Il faut dire les choses telles qu'elles sont. Rigobert Song Bahannag, du temps de son emblématique carrière, n'avait pas le chaloupé virevoltant et le touché de balle élégant qui firent de Roger Milla le premier footballeur africain à porter une équipe en quarts de finale de la coupe du monde. #RSB n'avait pas le talent truculent qui a fait de Samuel Eto'o le footballeur le plus chèrement acquis au monde, le footballeur africain le plus titré de tous les temps. Mais #RSB n'était pas un piètre joueur pour autant. Dans la catégorie des défenseurs centraux, il n'était pas loin de rivaliser avec les tout meilleurs.

Quelque chose en a, cependant, fait la crème de la crème: son charisme. #RSB en irradiait, il était enveloppé d'une atmosphère immatérielle si palpable qu'elle en a fait un meneur d'hommes, un capitaine de troupes, un chef de bande naturel et incontestable. Il a toujours eu ce côté Bad Boy qui fait chavirer les filles dans les cours de récréation. Il a presque toujours vécu une vie sans discipline, dissolue pour n'avoir peur d'aucun mot, une vie dans laquelle les plaisirs interdits côtoyaient le sens du devoir, à la fois par devoir et par inclination personnelle.

Sur les pelouses, #RSB était un gladiateur, au taquet de la première à la dernière minute. Une présence qui donnait des sueurs froides aux attaquants adverses, un niveau d'engagement qui stimulait ses coéquipiers. #RSB, c'était d'abord la hargne et la détermination d'un soldat condamné à vaincre ou périr sur le champ de bataille. #RSB c'était aussi la fougue et le transport d'un homme fraîchement converti à l'amour d'une femme; et la passion d'une femme ravagée par la jalousie, brûlée par le feu de posséder exclusivement ce qu'il lui appartient. Ses 137 sélections ne sont pas tombées du ciel, il les a méritées les unes après les autres.

Quand on interroge ses camarades de sélection, ils racontent tous l'histoire d'un homme intrépide, conquérant, disponible, une boussole pour les plus jeunes, un fil d'ariane pour les autres, un liant entre les générations, celui qui servait de zone tampon dans les moments de conflit.

Son histoire personnelle explique le capital sympathie dont il jouit. Seule la mort brutale de Marc-Vivien Foé le 26 juin 2003 avait mis les camerounais dans un tel émoi. L'annonce des déboires de santé de RSB a déchaîné des passions qui auraient pu embraser le tissu social camerounais. En remettant sur le billard les faiblesses du système de santé, ses carences en structures de pointes, malgré un personnel souvent compétent et dévoué au-delà de toutes les espérances.

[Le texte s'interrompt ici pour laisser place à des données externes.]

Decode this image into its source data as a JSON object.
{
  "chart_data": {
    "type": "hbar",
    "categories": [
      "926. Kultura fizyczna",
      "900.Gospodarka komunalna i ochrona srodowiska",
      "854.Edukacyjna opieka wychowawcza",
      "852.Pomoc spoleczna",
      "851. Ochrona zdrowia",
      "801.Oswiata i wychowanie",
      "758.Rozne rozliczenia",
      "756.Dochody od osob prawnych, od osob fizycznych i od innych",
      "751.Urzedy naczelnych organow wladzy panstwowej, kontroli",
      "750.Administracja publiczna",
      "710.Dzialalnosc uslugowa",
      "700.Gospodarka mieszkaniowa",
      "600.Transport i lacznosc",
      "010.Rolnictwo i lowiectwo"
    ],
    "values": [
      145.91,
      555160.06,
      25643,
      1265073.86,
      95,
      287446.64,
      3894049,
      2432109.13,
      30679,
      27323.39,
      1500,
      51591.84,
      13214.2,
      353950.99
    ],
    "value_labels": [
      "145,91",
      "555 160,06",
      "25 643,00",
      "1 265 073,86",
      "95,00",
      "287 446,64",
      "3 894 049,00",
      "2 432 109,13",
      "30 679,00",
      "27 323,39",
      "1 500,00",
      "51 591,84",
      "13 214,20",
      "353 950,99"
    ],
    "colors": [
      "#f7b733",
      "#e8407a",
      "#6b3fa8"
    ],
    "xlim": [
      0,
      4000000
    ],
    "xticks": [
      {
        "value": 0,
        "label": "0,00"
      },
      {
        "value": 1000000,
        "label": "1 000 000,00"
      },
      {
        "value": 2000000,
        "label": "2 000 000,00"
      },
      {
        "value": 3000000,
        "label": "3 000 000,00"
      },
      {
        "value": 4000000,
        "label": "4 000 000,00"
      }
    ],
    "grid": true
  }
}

Pour le citoyen ordinaire, il n'importe qu'une chose, que RSB se remette de son accident vasculaire cérébral. Son admission à la Pitié Salpêtrière à Paris a calmé les esprits. Dans l'incertitude générale entretenue par l'omerta sur l'évolution de l'état du malade, l'ancien capitaine des Lions Indomptables croule sous les hommages. L'emballement médiatique et l'émotion sincère de ses compatriotes l'ont hissé au rang de héros et de patriote, une panthéonisation avant l'heure; quoique troublée par le retour du démon latent qui traverse l'histoire récente du Cameroun: le tribalisme.

Il n'empêche, RSB mérite, au-delà de la tragédie  personnelle qui secoue son destin, d'être salué comme un modèle d'engagement, un exemple d'humilité, un repère pour une jeunesse en quête de son identité et pour tous ceux qui sont appelés à défendre les couleurs nationales.

Ce n'est donc pas à un gisant que nous rendons hommage. Nous saluons la mémoire d'un homme, d'une icône que les vivants célèbreront encore longtemps.